The batch file fails, simply because there's a missing call to
Code Page before using Spanish (or non-English) characters. Like ó.
Before W10 1903, Notepad defaulted to saving text in
ANSI encoding format. Later Notepad editions switched to
UTF-8. If you're writing UTF-8 files, then you need to first call "chcp 65001" in any CMD scripts that reference Spanish characters.
Correct batch file (saved in UTF-8 encoding):
Code:
chcp 65001 > nul
dir /b "C:\Users\GARLIN\Downloads\DIEGO\Bandeja de entrada"
dir /b "C:\Users\GARLIN\Downloads\DIEGO\Bandeja de entrada\000 Móvil\Vídeos"
move /y "C:\Users\GARLIN\Downloads\DIEGO\Bandeja de entrada\000 Móvil\Vídeos\*.*" "C:\Users\GARLIN\Downloads\DIEGO\Bandeja de entrada\Videos"
Running the same script, first
without chcp and then after
with chcp:
Let's re-confirm our experiment, by switching to ANSI format.
Same batch file (except saved in ANSI).
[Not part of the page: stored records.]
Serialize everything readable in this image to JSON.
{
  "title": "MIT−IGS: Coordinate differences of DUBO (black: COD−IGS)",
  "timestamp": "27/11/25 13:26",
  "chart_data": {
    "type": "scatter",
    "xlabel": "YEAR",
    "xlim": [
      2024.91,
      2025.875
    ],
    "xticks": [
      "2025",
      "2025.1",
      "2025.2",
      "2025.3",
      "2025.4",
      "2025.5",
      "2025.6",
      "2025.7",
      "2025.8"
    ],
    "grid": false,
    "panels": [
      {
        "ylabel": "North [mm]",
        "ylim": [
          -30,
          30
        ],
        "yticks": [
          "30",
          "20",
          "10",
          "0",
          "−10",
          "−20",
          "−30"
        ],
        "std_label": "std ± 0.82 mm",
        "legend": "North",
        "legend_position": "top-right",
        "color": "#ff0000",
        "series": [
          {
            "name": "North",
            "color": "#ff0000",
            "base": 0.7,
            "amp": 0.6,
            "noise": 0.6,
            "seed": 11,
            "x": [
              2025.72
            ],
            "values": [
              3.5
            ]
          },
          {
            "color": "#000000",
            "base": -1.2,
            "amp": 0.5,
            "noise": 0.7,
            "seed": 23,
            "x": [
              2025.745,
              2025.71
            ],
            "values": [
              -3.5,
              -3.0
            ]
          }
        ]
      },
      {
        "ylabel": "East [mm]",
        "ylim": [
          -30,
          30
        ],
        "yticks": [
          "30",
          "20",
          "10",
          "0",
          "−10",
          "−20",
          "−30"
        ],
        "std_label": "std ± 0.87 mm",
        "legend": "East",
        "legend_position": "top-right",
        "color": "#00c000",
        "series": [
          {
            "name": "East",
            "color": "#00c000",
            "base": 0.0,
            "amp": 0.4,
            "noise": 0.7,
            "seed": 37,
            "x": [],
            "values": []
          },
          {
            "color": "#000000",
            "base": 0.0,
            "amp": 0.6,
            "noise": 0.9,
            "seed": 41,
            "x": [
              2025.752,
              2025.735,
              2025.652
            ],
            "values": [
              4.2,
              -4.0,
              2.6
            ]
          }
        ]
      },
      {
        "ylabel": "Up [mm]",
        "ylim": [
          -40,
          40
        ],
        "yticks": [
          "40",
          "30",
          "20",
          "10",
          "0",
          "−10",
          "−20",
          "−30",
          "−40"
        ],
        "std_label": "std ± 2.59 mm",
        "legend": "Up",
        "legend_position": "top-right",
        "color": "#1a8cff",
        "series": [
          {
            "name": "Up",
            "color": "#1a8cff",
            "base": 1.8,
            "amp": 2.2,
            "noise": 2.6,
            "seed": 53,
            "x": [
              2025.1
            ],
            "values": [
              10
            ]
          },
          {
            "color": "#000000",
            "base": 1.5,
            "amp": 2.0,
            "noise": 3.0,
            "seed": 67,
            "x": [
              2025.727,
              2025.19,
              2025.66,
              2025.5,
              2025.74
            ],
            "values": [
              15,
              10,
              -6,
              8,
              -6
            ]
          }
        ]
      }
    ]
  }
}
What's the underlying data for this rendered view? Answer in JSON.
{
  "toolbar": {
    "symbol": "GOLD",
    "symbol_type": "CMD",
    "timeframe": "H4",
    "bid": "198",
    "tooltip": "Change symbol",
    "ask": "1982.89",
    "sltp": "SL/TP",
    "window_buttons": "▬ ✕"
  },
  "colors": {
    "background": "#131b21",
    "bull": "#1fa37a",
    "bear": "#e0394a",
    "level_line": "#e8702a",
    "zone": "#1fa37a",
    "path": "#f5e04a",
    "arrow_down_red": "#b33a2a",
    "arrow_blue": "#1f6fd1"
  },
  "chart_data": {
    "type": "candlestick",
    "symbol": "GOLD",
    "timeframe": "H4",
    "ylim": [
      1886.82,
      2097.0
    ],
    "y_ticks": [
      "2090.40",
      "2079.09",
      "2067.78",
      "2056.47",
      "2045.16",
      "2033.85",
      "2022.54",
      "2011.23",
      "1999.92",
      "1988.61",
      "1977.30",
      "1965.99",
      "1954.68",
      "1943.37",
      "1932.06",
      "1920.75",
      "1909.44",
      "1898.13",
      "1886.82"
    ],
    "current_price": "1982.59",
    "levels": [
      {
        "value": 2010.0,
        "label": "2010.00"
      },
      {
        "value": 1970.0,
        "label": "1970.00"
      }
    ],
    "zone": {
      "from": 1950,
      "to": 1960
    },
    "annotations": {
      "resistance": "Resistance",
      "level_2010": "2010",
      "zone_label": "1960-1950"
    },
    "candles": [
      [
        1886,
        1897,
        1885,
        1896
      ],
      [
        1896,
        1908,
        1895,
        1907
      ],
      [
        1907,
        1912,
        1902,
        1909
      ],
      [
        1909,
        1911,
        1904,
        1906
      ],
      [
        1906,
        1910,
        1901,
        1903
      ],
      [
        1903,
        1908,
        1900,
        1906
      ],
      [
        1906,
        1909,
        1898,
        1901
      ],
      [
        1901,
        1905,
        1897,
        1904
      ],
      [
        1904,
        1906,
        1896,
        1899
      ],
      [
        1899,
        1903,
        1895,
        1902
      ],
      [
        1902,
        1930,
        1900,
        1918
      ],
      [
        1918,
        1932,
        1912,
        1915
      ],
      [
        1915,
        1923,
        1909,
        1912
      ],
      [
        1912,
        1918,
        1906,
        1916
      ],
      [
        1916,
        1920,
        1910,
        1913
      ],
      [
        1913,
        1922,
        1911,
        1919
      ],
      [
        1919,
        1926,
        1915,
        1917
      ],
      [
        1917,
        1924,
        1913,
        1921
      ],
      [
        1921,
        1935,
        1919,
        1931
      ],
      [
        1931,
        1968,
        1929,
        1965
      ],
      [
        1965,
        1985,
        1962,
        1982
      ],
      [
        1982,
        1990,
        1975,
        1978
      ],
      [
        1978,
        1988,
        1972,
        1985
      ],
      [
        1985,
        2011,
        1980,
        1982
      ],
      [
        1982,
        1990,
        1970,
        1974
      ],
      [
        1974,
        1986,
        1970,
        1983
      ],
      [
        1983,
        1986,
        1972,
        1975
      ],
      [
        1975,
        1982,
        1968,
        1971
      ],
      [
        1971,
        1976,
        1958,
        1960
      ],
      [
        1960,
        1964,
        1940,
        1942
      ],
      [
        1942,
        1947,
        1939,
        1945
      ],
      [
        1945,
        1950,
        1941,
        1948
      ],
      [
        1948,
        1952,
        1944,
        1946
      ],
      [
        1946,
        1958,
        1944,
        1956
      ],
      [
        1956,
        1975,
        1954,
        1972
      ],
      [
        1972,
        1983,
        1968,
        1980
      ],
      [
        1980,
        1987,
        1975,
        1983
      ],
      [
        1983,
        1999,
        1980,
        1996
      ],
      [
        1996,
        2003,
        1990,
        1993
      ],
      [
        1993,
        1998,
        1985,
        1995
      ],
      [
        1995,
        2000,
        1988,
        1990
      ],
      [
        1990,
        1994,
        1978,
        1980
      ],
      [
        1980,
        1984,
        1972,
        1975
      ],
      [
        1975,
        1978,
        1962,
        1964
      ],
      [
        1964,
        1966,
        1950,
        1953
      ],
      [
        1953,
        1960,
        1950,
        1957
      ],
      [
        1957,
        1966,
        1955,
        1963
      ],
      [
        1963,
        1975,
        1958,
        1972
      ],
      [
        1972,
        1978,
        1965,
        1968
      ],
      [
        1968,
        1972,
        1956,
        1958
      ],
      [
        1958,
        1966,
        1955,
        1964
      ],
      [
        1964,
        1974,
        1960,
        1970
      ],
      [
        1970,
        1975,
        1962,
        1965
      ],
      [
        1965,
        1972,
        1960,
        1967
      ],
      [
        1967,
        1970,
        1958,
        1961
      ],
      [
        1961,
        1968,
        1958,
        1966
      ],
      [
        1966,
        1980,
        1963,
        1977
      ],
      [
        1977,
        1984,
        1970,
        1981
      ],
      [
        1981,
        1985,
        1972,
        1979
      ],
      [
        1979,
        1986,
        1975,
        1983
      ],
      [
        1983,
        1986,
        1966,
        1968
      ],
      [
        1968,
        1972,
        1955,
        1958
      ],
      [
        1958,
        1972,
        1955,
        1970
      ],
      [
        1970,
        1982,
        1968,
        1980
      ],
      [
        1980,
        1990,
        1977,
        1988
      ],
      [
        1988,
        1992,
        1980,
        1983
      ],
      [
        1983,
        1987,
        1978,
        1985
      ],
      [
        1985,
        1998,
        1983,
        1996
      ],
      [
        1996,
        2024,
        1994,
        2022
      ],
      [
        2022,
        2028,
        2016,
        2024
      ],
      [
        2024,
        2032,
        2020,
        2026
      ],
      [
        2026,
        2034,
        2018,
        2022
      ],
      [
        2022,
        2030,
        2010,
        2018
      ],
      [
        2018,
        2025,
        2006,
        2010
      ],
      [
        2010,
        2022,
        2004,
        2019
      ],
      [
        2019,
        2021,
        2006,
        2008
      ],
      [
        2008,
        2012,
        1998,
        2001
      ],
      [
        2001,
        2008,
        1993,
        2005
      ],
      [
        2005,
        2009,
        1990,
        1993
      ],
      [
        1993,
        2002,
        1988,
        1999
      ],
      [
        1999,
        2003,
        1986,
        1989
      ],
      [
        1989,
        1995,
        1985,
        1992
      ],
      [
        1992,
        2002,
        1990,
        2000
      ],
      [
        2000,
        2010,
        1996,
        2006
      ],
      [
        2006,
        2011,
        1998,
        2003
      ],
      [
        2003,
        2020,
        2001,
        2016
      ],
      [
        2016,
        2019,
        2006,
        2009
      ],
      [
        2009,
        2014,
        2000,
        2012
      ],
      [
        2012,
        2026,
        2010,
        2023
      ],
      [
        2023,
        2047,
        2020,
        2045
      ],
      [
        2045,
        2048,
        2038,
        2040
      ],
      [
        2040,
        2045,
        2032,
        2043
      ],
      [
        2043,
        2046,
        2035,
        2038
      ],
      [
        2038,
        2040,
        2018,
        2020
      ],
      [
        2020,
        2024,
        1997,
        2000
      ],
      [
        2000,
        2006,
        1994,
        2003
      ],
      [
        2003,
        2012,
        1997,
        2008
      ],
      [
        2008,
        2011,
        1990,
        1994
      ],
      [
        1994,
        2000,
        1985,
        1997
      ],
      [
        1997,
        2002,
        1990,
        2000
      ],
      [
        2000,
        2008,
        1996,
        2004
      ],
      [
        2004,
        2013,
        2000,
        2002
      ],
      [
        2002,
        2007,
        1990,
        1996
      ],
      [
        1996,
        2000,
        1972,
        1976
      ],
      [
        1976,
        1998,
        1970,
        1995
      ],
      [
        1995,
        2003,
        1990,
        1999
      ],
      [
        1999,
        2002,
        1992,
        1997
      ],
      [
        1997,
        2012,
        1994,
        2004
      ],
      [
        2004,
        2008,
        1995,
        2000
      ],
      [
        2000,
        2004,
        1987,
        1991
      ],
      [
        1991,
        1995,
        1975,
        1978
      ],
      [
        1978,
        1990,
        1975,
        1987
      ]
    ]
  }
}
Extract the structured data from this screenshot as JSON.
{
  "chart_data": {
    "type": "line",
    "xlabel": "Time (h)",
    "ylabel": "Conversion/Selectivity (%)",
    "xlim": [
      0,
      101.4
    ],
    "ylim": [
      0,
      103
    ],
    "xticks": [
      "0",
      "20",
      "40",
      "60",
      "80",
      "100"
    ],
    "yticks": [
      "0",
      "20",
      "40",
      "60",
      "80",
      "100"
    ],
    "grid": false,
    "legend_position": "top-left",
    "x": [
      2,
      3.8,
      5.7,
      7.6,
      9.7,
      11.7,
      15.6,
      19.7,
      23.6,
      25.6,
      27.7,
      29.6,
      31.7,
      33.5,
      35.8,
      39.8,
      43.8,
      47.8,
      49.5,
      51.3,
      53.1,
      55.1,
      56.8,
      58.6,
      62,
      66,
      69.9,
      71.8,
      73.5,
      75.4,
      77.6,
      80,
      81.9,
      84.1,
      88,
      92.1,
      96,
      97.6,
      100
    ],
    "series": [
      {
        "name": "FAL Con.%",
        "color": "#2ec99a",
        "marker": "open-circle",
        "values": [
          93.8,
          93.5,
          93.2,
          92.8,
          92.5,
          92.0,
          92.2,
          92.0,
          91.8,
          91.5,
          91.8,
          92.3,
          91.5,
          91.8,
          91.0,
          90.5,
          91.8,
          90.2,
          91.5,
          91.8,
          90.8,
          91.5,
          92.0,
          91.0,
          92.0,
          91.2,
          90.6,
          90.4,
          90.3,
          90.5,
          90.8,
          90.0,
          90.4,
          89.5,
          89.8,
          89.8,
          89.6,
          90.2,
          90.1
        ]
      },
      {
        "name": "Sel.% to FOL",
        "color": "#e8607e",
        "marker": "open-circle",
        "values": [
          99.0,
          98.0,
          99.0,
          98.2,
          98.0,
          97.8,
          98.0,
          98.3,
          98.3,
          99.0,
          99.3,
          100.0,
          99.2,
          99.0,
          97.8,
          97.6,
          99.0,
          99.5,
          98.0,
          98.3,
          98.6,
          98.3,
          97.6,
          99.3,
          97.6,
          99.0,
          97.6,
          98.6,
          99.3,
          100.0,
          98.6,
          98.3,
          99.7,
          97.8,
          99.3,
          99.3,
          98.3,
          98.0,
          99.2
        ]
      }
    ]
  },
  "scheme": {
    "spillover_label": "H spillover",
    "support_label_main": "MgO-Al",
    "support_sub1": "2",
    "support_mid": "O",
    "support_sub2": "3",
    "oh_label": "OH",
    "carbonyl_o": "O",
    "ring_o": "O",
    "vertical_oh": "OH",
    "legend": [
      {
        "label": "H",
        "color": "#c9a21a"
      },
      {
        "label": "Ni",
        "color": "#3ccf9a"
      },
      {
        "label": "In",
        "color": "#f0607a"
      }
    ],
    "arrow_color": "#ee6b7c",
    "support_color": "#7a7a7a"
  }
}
ANSI requires using "chcp 1252".
Code:
chcp 1252 > nul
dir /b "C:\Users\GARLIN\Downloads\DIEGO\Bandeja de entrada"
dir /b "C:\Users\GARLIN\Downloads\DIEGO\Bandeja de entrada\000 Móvil\Vídeos"
move /y "C:\Users\GARLIN\Downloads\DIEGO\Bandeja de entrada\000 Móvil\Vídeos\*.*" "C:\Users\GARLIN\Downloads\DIEGO\Bandeja de entrada\Videos"
PowerShell probably handles this pathname encoding better (especially if using -LiteralPath) than the DOS-era copy and move commands.
I'm sure
@LesFerch has a better explanation for how the wrong Code Page breaks all sorts of code.